First, to liberate Chicago from the claws of the Democratic Party, Chicago’s conservative voters must convince residents the Democrats are profoundly harming Chicago and alternatives to progressivism are available.

Second, Chicago’s conservatives must reconcile with the fact no assistance will come from either the national or state GOP, and a GOP resurgence in Chicago will come only as are sult of a grassroots movement. This endeavor is not without demands: Volunteers willing to devote time to canvass, seek office, and develop relationships with high-dollar donors is essential. Fortunately, there is a glimmer of hope: Conservative groups have mushroomed around Chicago. Today, GOP groups exist on the North, South and West sides.

Though their numbers are small, Republicans have challenged Democrats for elected office in races which the GOP had not fielded candidates in decades. For conservatives to return to Chicago, they must build on the fledgling GOP groups citywide. To present itself as a party of ideas over progressive dependence on government, Chicago’s GOP must cooperate with groups such as the Illinois Policy Institute and the Illinois Opportunity Project for guidance on policy matters.
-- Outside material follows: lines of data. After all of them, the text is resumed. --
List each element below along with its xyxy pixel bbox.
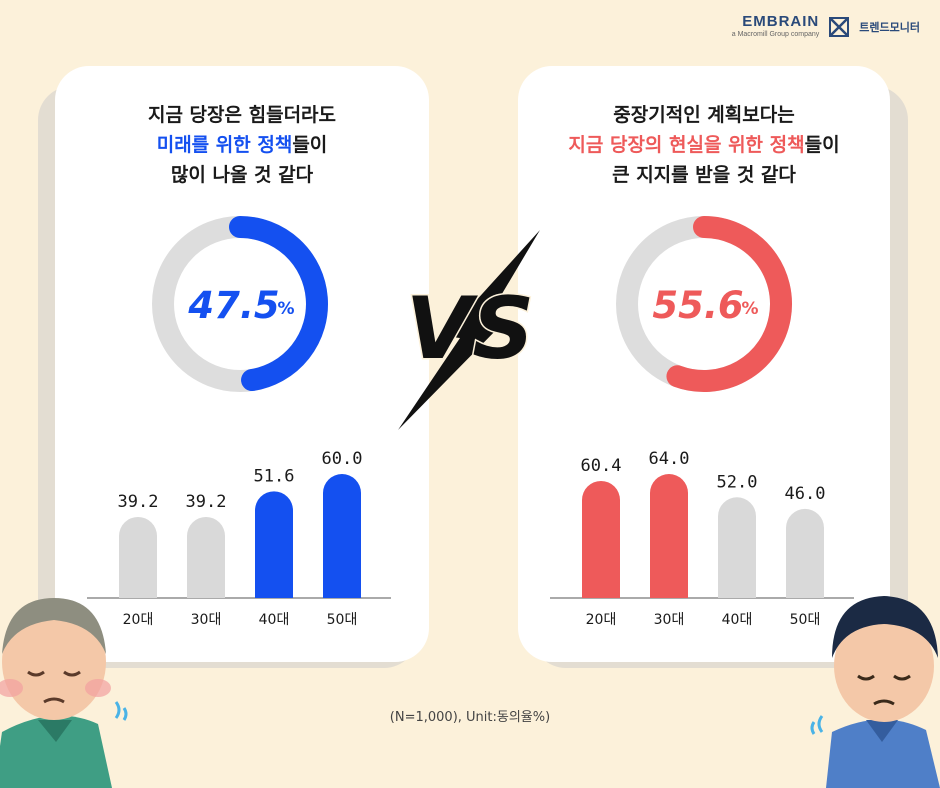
brand-title: 트렌드모니터 xyxy=(859,20,920,34)
right-bar-value-label: 52.0 xyxy=(717,472,758,492)
right-bar-50대 xyxy=(786,508,824,598)
right-headline-line3: 큰 지지를 받을 것 같다 xyxy=(612,164,796,186)
young-man-collar xyxy=(866,720,898,742)
right-headline-line2: 지금 당장의 현실을 위한 정책들이 xyxy=(518,130,890,160)
left-headline: 지금 당장은 힘들더라도 미래를 위한 정책들이 많이 나올 것 같다 xyxy=(55,100,429,190)
right-donut-chart: 55.6 % xyxy=(616,216,792,392)
left-bar-value-label: 39.2 xyxy=(186,492,227,512)
older-man-left-cheek xyxy=(0,679,23,697)
older-man-closed-eyes xyxy=(27,670,81,677)
right-bar-category-label: 40대 xyxy=(722,612,753,628)
right-bar-30대 xyxy=(650,474,688,598)
footnote: (N=1,000), Unit:동의율%) xyxy=(389,710,551,725)
young-man-frown xyxy=(873,699,895,706)
right-headline-highlight: 지금 당장의 현실을 위한 정책 xyxy=(568,134,805,156)
left-bar-category-label: 40대 xyxy=(259,612,290,628)
left-headline-highlight: 미래를 위한 정책 xyxy=(156,134,293,156)
right-bar-chart: 60.4 20대 64.0 30대 52.0 40대 46.0 50대 xyxy=(550,449,854,628)
left-donut-unit: % xyxy=(277,299,294,319)
right-bar-category-label: 20대 xyxy=(586,612,617,628)
young-man-hair xyxy=(832,596,938,658)
older-man-hair xyxy=(2,598,106,654)
left-bar-category-label: 30대 xyxy=(191,612,222,628)
older-man-face xyxy=(2,604,106,720)
young-man-sweat-drops-icon xyxy=(810,715,824,735)
left-bar-category-label: 50대 xyxy=(327,612,358,628)
left-donut-chart: 47.5 % xyxy=(152,216,328,392)
older-man-right-cheek xyxy=(85,679,111,697)
young-man-face xyxy=(834,610,934,722)
left-headline-line3: 많이 나올 것 같다 xyxy=(170,164,314,186)
trend-monitor-icon xyxy=(829,16,850,37)
left-bar-30대 xyxy=(187,516,225,598)
older-man-collar xyxy=(38,720,72,742)
worried-young-man-illustration xyxy=(810,596,940,788)
left-donut-value: 47.5 xyxy=(187,284,279,327)
right-bar-value-label: 64.0 xyxy=(649,449,690,469)
right-donut-value: 55.6 xyxy=(652,284,743,327)
right-donut-unit: % xyxy=(741,299,758,319)
young-man-closed-eyes xyxy=(857,674,911,681)
right-headline-rest: 들이 xyxy=(804,134,840,156)
left-headline-line2: 미래를 위한 정책들이 xyxy=(55,130,429,160)
right-bar-20대 xyxy=(582,480,620,598)
young-man-shirt xyxy=(826,719,940,788)
left-headline-line1: 지금 당장은 힘들더라도 xyxy=(147,104,337,126)
vs-graphic: VS xyxy=(398,230,540,430)
right-bar-value-label: 46.0 xyxy=(785,484,826,504)
right-headline-line1: 중장기적인 계획보다는 xyxy=(613,104,795,126)
left-headline-rest: 들이 xyxy=(292,134,328,156)
left-panel: 지금 당장은 힘들더라도 미래를 위한 정책들이 많이 나올 것 같다 47.5… xyxy=(55,66,429,662)
vs-mark: VS xyxy=(406,279,535,379)
lightning-bolt-icon xyxy=(398,230,540,430)
right-bar-40대 xyxy=(718,497,756,598)
left-bar-value-label: 51.6 xyxy=(254,466,295,486)
left-bar-value-label: 60.0 xyxy=(322,449,363,469)
right-panel: 중장기적인 계획보다는 지금 당장의 현실을 위한 정책들이 큰 지지를 받을 … xyxy=(518,66,890,662)
left-bar-50대 xyxy=(323,474,361,598)
right-bar-value-label: 60.4 xyxy=(581,456,622,476)
right-donut-arc xyxy=(666,216,792,392)
brand-name: EMBRAIN xyxy=(742,13,820,30)
left-bar-category-label: 20대 xyxy=(123,612,154,628)
left-donut-arc xyxy=(229,216,328,392)
left-bar-20대 xyxy=(119,516,157,598)
left-bar-value-label: 39.2 xyxy=(118,492,159,512)
left-bar-chart: 39.2 20대 39.2 30대 51.6 40대 60.0 50대 xyxy=(87,449,391,628)
right-bar-category-label: 50대 xyxy=(790,612,821,628)
older-man-sweater xyxy=(0,715,112,788)
right-bar-category-label: 30대 xyxy=(654,612,685,628)
worried-older-man-illustration xyxy=(0,598,128,788)
brand-logo: EMBRAIN a Macromill Group company 트렌드모니터 xyxy=(732,14,920,39)
left-bar-40대 xyxy=(255,491,293,598)
older-man-frown xyxy=(43,697,65,704)
sweat-drops-icon xyxy=(114,701,128,721)
right-headline: 중장기적인 계획보다는 지금 당장의 현실을 위한 정책들이 큰 지지를 받을 … xyxy=(518,100,890,190)
brand-subtitle: a Macromill Group company xyxy=(731,31,820,38)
Last, though it may be distasteful to some, any grassroots GOP movement must create a union with Chicago’s moderate Democrats. Moderate Democratic lawmakers are an oddity in a city overrun with progressives, but they do exist. While a GOP alliance with moderate Democrats may not be an easy or natural alliance, they do share a concern with a progressive takeover of Chicago and their views on taxes, crime, the law, and education are more closely aligned with conservatives than with fringe progressives.

Chicago’s progressives have wrecked Chicago. The case for conservatism should begin with not merely arguments about fiscal sanity and public order, but progressive politicians undermining public virtue in Chicago. For the city to be saved, disenfranchised conservatives need to start reaching deep into Chicago and connecting with demoralized voters. They then need to preach a belief in the rule of law, limited government, and low taxes, while honing in on the failures of Democrats.